Nina Simone: Anger and Revolutionary Art


In a similar fashion to other champions of black dignity and expression, Nina Simone did not consciously think about issues of race growing up in 1930s Southern America. While she did not actively put her mind to the disparity between her Negro neighbourhood, and the white one separated by railway tracks, she was made aware of her blackness by virtue of feeling like an outsider. She wrote of how she felt as if her nose or lips were too big, her skin too dark. She trained in classical piano and studied at Julliard, but was rejected from continuing her music education at the Curtis Institute of Music by virtue of her blackness. While she began her career as a pianist and transitioned to a pop singer, ultimately her artistry veered towards the radical until she was completely subsumed in it.

Rage is something that characterizes the experiences of all those who have been wronged, been victims of injustice, told of their inferiority and been made to feel as if they do not belong. Simone said, of the condition that steered her towards revolutionary songs: “first you get depressed, and then you get mad.” Next door neighbours with Malcolm X, Simone too was seized by a revolutionary fervor propelled entirely by her anger at the situation that her people were in. She advocated for the necessity of political art, claiming that it must be a reflection of the times, and the times were such that American society was a cancer that must first be exposed, and then cured. Like Malcolm, Simone was an advocate for a separate state for black Americans, and a firm believer in exercising any means necessary, including violence and bloodshed. She follows in the footsteps of those such as Fanon, when it comes to the necessity of feeling righteous anger in the face of injustice and channeling it towards emancipation.

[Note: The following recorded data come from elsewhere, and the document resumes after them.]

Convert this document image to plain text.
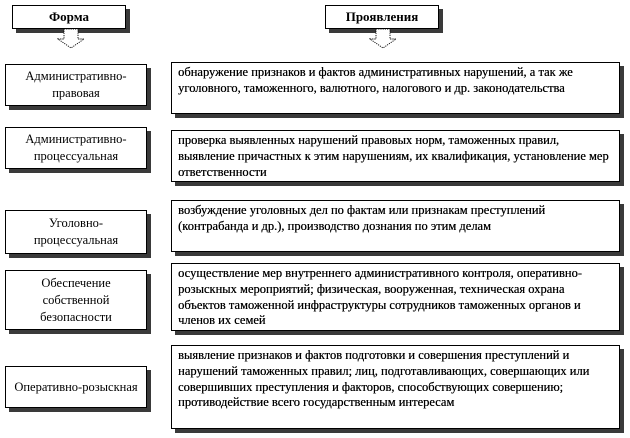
Форма	Проявления
Административно-правовая
обнаружение признаков и фактов административных нарушений, а так же уголовного, таможенного, валютного, налогового и др. законодательства
Административно-процессуальная
проверка выявленных нарушений правовых норм, таможенных правил, выявление причастных к этим нарушениям, их квалификация, установление мер ответственности
Уголовно-процессуальная
возбуждение уголовных дел по фактам или признакам преступлений (контрабанда и др.), производство дознания по этим делам
Обеспечение собственной безопасности
осуществление мер внутреннего административного контроля, оперативно-розыскных мероприятий; физическая, вооруженная, техническая охрана объектов таможенной инфраструктуры сотрудников таможенных органов и членов их семей
Оперативно-розыскная
выявление признаков и фактов подготовки и совершения преступлений и нарушений таможенных правил; лиц, подготавливающих, совершающих или совершивших преступления и факторов, способствующих совершению; противодействие всего государственным интересам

Simone even reportedly remarked to Martin Luther King: “I’m not non-violent” as she believed that true freedom could not be attained without violent struggle and an overthrow of the system.

Simone’s story is most impactful to me personally when I consider her not just as a black revolutionary artist and civil rights activist, but also as one of the first prominent women to take up the charge. She began with dreams of becoming the first black female classical pianist, but went on fan and even ignite the flames of revolution. There is something powerful to be said for the rage of women against oppression. Audre Lord, in her infamous speech on the uses of anger said: “anger expressed and translated into action in the service of our vision and our future is a liberating and strengthening act…” Simone embodied using anger in the way of service, going so far as to take upon herself the responsibility of exposing the cancer of American society. Her subsequent alienation from major broadcasting shows and exclusion from concerts was an inevitable result of her activism, and perhaps truly showed that she was making waves, with the record copies of her first truly political song, Mississippi Goddam being returned from radio stations who refused to play it.

Her song, “Young, Gifted and Black,” is an anthem of sorts, to an idea encountered earlier in this course – negritude. It became the champion of “black is beautiful” and allowed black youth to “stand up and engage in their African-ness without apology,” as remarked by Malcolm X’s eldest daughter.
Simone’s legacy has been twisted by forays into her personal life, her abusive marriage, and her descent into a profound depression, but her significance as a black female radical activist, and the power of her message on the revolutionary and political spirit of art stands tall even today, and as long as there is injustice and oppression in the world.